It includes environmental scanning, strategy formulation, strategy implementation, and
evaluation and control.
Phases of strategic management
Four phases of strategic management:
1. Basic financial planning (one year)
2. Forecast-based planning (products that take more than one year, three to five years)
3. Externally oriented (strategic) planning
4. Strategic management (people at all levels are involved)
Benefits of strategic management
To be successful in the long-run, companies must not only be able to execute current
activities to satisfy an existing market, but they must also adapt those activities to satisfy
new and changing markets.
A fit between an organization’s environment and its strategy, structure, and processes has
positive effects on the organization’s performance.
Benefits:
- A clearer sense of strategic vision for the firm.
- A sharper focus on what is strategically important.
- An improved understanding of a rapidly changing environment.
Strategic management is crucial for long-term organizational success

Globalization, Innovation, and Sustainability: Challenges
to Strategic Management
Triple bottom line:
1. Traditional Profit/Loss
2. People Account – The social responsibility of the organization
3. Planet Account – The environmental responsibility of the organization
LEED (Leadership in Energy and Environmental Design) certification is available for all
structures and includes a number of levels depending upon the efforts made to have a
building be self-sustaining or to have a little impact (the smallest footprint) on the
environment as possible.
Impact of globalization
Globalization = the integrated internationalization of markets and corporations.
The worldwide availability of the Internet and supply-chain logistical improvements, such as
containerized shipping, mean that companies can now locate anywhere and work with
multiple partners to serve any market. For companies seeking a low-cost approach, the
internationalization of business has been a new avenue for competitive advantage.

, As more industries become global, strategic management is becoming an increasingly
important way to keep track of international developments and position a company for long-
term competitive advantage.
Associations have led to the increasing harmonization of standards so that products can
more easily be sold and moved across national boundaries.
Impact of innovation
Innovation = describe new products, services, methods and organizational approaches that
allow the business to achieve extraordinary returns.
Innovation is the machine that generates business opportunities in the market; however, it is
the implementation of potential innovations that truly drives businesses to be remarkable.

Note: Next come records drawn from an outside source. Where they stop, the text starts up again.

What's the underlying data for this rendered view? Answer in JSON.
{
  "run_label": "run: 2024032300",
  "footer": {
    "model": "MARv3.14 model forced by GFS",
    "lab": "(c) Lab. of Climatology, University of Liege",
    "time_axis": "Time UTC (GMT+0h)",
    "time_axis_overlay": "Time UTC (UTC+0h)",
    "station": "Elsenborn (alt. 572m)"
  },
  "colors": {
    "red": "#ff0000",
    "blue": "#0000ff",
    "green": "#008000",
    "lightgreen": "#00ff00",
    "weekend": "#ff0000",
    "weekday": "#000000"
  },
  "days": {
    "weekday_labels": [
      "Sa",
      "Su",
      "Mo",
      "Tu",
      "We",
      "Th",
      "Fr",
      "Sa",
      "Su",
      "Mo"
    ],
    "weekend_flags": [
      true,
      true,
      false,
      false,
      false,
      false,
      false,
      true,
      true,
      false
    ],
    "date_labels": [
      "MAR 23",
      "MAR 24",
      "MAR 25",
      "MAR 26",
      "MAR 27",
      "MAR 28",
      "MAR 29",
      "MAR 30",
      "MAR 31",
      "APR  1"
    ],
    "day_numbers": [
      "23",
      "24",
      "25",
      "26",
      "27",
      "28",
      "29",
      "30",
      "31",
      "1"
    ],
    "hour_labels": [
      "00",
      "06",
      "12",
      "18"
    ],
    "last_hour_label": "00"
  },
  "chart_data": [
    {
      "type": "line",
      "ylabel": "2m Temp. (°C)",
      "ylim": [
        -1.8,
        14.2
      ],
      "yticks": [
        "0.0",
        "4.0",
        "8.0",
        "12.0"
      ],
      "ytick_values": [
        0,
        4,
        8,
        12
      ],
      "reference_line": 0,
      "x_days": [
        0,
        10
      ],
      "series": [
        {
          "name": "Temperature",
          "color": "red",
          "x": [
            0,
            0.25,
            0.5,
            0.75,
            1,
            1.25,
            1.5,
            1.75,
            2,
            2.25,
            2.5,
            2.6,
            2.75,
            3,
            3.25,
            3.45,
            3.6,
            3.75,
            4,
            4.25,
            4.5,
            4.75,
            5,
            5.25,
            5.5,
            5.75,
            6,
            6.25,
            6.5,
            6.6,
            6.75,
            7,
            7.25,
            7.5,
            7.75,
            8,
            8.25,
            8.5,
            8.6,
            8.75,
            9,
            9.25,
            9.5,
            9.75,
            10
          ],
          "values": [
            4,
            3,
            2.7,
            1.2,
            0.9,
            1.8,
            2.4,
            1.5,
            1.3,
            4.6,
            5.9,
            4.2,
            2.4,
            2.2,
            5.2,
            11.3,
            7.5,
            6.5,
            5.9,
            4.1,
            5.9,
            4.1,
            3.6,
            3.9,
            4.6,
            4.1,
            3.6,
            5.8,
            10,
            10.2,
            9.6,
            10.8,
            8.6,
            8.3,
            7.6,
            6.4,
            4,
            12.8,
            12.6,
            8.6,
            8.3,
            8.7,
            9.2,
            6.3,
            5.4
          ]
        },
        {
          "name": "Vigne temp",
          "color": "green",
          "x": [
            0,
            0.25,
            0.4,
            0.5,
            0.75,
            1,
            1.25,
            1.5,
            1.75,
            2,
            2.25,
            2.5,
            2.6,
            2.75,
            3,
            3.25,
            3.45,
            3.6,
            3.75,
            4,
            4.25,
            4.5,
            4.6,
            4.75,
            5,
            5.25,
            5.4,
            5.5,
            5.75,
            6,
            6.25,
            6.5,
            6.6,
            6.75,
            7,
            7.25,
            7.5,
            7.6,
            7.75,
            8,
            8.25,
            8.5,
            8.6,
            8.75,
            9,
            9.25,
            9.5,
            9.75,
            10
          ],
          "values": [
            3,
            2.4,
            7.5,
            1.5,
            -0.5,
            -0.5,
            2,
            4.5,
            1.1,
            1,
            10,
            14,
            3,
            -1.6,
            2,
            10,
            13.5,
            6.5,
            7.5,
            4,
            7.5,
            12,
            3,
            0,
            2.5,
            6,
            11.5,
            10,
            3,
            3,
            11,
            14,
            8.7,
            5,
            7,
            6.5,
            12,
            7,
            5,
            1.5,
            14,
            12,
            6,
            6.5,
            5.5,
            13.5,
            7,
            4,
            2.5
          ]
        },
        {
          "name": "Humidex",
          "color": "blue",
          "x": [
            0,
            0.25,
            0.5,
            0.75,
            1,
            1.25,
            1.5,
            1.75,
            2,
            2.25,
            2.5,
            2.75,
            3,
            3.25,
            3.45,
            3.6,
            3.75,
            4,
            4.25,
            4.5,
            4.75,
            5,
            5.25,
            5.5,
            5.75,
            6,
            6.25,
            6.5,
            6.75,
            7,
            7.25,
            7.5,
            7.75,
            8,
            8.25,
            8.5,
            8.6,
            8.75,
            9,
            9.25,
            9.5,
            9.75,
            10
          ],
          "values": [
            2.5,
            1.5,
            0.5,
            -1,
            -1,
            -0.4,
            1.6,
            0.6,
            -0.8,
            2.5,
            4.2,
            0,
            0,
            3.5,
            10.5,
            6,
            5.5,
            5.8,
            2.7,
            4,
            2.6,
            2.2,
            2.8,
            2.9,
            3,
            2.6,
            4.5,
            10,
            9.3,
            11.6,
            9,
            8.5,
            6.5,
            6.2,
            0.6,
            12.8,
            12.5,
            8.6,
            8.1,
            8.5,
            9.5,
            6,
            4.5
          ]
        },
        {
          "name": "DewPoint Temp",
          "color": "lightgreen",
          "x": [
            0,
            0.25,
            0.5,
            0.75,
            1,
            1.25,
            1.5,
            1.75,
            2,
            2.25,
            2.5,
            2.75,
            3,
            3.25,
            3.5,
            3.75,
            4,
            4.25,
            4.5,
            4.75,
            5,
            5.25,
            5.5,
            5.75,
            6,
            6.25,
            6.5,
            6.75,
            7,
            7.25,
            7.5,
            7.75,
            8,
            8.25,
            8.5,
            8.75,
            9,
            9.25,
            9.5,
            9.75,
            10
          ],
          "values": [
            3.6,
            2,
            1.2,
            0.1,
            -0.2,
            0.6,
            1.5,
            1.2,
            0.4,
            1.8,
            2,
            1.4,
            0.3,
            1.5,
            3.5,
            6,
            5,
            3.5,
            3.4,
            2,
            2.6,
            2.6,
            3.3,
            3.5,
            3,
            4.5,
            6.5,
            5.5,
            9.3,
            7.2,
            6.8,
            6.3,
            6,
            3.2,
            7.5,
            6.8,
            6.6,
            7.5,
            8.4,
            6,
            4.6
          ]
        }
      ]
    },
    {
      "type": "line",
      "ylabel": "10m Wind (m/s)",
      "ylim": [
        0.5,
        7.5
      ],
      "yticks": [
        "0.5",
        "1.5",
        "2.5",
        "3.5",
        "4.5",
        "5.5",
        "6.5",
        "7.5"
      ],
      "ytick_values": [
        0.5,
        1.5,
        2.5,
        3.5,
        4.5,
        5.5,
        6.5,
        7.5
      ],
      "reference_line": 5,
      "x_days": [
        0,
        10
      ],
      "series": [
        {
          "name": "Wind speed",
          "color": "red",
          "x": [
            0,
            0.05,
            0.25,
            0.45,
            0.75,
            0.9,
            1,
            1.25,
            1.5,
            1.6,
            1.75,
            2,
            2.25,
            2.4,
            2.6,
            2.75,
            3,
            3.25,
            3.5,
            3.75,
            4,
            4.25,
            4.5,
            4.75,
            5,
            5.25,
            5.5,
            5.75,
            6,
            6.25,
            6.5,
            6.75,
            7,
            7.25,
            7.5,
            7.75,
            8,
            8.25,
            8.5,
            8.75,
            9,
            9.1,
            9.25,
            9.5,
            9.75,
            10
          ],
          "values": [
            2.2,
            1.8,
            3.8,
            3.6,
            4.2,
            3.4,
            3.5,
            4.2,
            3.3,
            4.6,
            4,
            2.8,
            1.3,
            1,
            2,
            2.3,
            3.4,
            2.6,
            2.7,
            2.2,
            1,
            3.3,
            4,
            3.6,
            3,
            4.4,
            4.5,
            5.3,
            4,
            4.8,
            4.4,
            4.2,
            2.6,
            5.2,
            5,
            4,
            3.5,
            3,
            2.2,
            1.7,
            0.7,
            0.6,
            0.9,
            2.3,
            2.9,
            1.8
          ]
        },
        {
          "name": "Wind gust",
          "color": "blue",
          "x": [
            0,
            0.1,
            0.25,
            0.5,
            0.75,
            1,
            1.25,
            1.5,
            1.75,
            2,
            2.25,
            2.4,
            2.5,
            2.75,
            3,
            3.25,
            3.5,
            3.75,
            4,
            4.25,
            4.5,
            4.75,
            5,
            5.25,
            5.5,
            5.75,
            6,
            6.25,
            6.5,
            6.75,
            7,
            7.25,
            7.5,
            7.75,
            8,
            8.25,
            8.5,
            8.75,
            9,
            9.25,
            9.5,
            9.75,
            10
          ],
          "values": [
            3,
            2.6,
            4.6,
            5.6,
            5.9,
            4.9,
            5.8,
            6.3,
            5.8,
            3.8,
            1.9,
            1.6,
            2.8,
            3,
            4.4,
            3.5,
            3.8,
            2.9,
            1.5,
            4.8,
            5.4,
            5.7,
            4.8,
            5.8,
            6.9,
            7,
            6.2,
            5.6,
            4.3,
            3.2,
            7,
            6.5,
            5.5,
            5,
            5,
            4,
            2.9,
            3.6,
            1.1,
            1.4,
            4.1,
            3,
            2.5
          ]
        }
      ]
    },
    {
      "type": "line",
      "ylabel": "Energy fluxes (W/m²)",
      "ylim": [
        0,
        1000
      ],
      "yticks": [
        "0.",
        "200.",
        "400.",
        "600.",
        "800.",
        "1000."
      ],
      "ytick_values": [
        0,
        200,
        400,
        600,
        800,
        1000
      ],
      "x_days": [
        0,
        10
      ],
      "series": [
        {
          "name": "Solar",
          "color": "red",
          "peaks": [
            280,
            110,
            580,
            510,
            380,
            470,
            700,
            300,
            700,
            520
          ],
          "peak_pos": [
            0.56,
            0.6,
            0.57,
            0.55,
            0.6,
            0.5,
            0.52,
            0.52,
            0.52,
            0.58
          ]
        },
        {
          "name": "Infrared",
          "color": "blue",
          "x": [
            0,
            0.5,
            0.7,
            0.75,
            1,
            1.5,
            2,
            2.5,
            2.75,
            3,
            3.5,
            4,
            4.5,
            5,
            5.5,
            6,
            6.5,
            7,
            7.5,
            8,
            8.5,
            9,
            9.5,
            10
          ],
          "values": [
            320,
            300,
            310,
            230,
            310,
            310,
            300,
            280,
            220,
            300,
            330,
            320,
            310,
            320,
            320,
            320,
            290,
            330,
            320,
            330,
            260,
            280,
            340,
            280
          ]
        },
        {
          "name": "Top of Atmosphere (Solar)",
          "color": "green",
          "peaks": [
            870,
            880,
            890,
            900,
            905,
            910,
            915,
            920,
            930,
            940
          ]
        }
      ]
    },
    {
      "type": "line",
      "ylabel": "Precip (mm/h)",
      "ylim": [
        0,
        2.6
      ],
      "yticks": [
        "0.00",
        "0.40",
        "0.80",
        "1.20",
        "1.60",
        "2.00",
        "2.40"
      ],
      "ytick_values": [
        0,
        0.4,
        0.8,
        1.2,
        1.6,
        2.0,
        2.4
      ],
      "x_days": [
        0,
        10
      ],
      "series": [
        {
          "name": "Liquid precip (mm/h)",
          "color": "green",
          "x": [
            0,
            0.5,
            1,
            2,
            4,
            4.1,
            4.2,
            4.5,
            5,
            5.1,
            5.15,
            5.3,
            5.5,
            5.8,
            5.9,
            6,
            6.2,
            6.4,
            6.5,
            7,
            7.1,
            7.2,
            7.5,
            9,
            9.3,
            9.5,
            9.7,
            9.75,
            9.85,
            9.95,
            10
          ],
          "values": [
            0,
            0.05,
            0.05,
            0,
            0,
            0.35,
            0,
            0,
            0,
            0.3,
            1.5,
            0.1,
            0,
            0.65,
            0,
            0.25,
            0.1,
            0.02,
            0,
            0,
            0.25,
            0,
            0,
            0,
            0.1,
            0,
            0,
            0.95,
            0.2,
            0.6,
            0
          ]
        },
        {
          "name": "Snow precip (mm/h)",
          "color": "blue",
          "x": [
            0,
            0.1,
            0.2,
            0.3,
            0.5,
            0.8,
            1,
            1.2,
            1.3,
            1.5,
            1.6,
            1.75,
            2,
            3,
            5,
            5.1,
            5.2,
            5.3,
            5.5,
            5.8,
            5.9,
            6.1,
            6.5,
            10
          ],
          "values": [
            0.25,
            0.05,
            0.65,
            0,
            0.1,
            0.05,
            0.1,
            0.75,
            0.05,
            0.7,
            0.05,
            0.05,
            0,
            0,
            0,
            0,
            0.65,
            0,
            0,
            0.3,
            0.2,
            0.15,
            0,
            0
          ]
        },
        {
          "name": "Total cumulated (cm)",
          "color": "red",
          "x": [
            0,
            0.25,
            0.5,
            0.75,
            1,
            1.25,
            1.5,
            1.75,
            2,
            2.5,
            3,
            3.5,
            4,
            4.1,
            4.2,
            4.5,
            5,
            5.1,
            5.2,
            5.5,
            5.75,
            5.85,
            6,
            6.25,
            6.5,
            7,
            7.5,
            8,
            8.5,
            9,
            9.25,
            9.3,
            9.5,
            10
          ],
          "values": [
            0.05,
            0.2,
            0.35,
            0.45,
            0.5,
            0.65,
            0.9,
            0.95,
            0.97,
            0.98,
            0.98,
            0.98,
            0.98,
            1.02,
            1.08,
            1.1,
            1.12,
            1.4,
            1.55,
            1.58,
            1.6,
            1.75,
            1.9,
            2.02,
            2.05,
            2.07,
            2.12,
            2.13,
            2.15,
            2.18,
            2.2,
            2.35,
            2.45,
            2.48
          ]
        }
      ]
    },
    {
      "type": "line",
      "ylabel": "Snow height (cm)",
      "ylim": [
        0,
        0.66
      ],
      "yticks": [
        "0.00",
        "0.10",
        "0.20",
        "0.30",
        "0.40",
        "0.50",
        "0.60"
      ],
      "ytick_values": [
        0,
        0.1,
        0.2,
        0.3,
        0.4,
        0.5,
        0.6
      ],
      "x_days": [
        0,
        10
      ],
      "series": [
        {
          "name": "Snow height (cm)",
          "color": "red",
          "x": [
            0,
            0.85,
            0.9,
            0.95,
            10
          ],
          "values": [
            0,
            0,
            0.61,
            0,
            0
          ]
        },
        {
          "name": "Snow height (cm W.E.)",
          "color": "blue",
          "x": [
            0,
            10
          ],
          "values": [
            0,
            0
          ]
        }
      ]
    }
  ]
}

While there is a value in being a first mover, there is also a tremendous value in being a
second or third mover with the right implementation.
Impact of sustainability
Sustainability = refers to the use of business practices to manage the triple bottom line as
was discussed earlier.
Triple bottom line involves:
1. The management of traditional profit/loss
2. The management of the company’s social responsibility
3. The management of its environment responsibility
The company has a relatively obvious long-term responsibility to the shareholders of the
organization.
The company that pursues a sustainable approach to business has a responsibility to its
employees, its customers, and the community in which it operates.
The company also has a responsibility to treat the environment well. This is usually defined
as trying to achieve zero impact on the environment. Recycling, increased use of renewable
resources, reduction of waste, and refitting buildings to reduce their impact on the
environment, among many other techniques, are included in this element of the triple
bottom line.
Mercosur = free-trade area among Argentina, Brazil, Uruguay, and Venezuela means that a
manufacturing presence within these countries is becoming essential to avoid tariffs for non-
member countries.
Andean Community = a free trade alliance composed of Columbia, Ecuador, Peru, and
Bolivia.
Union of South American Nations = formed to untie the two existing free-trade areas with a
secretariat in Ecuador and a parliament in Bolivia. (2008)

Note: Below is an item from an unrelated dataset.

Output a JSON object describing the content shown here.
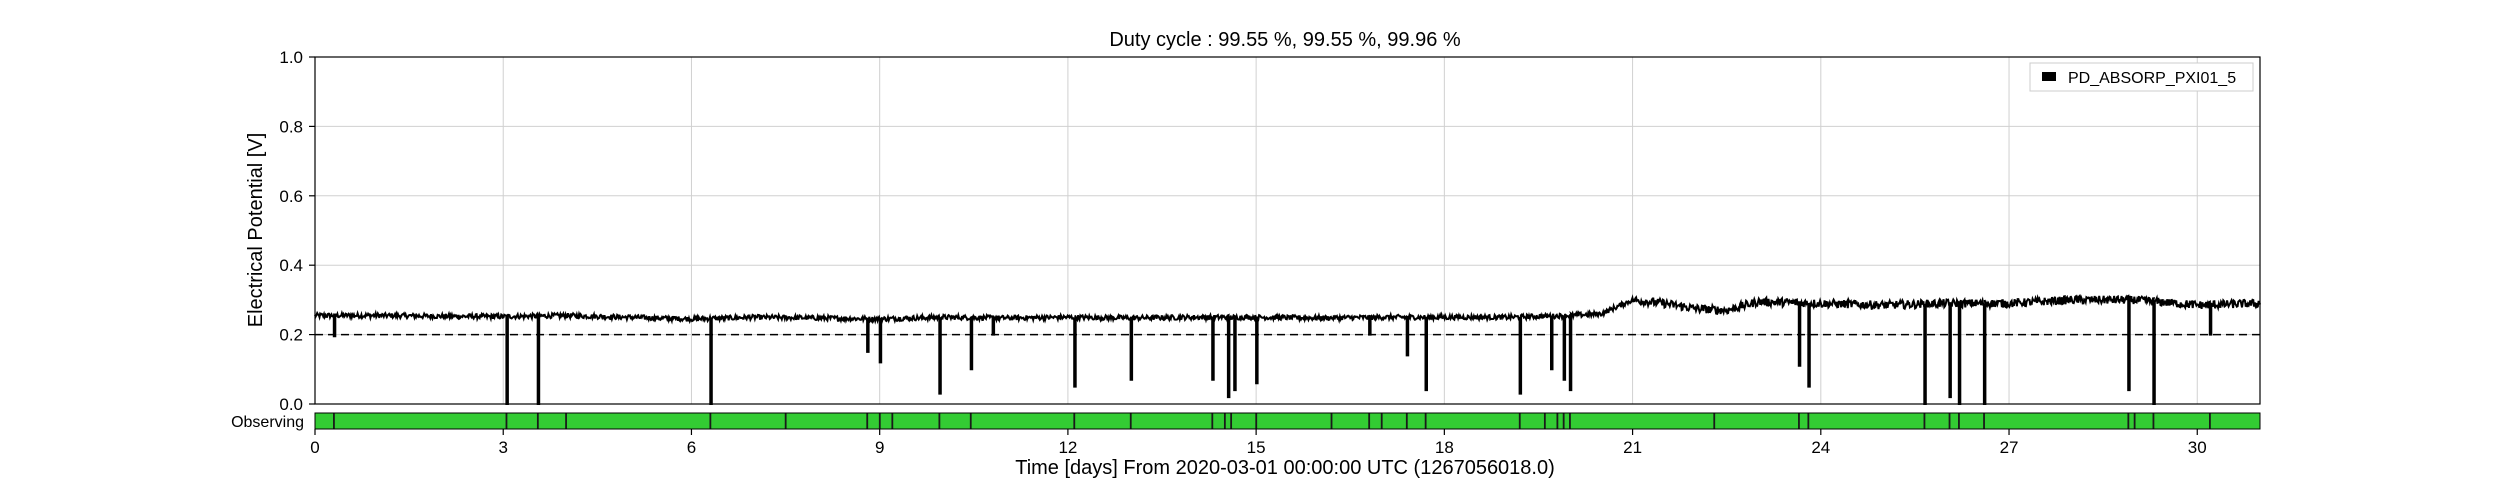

Central American Free Trade Agreement (CAFTA) = the five Central American countries of El
Salvador, Guatemala, Honduras, Nicaragua, and Costa Rica, plus the United States. (2004)
Association of Southeast Asian Nations (ASEAN) = composed of Brunei Darussalam,
Cambodia, Indonesia, Laos, Malaysia, Myanmar, Philippines, Singapore, Thailand, and
Vietnam – is in the process of linking its members into a borderless economic zone by 2020.

Theories of Organizational Adaptation
The theory of population ecology suggests that once an organization is successfully
established in a particular environmental niche, it is unable to adapt to changing conditions.
Institution theory proposes that organizations can and do adapt to changing conditions by
imitating other successful organizations.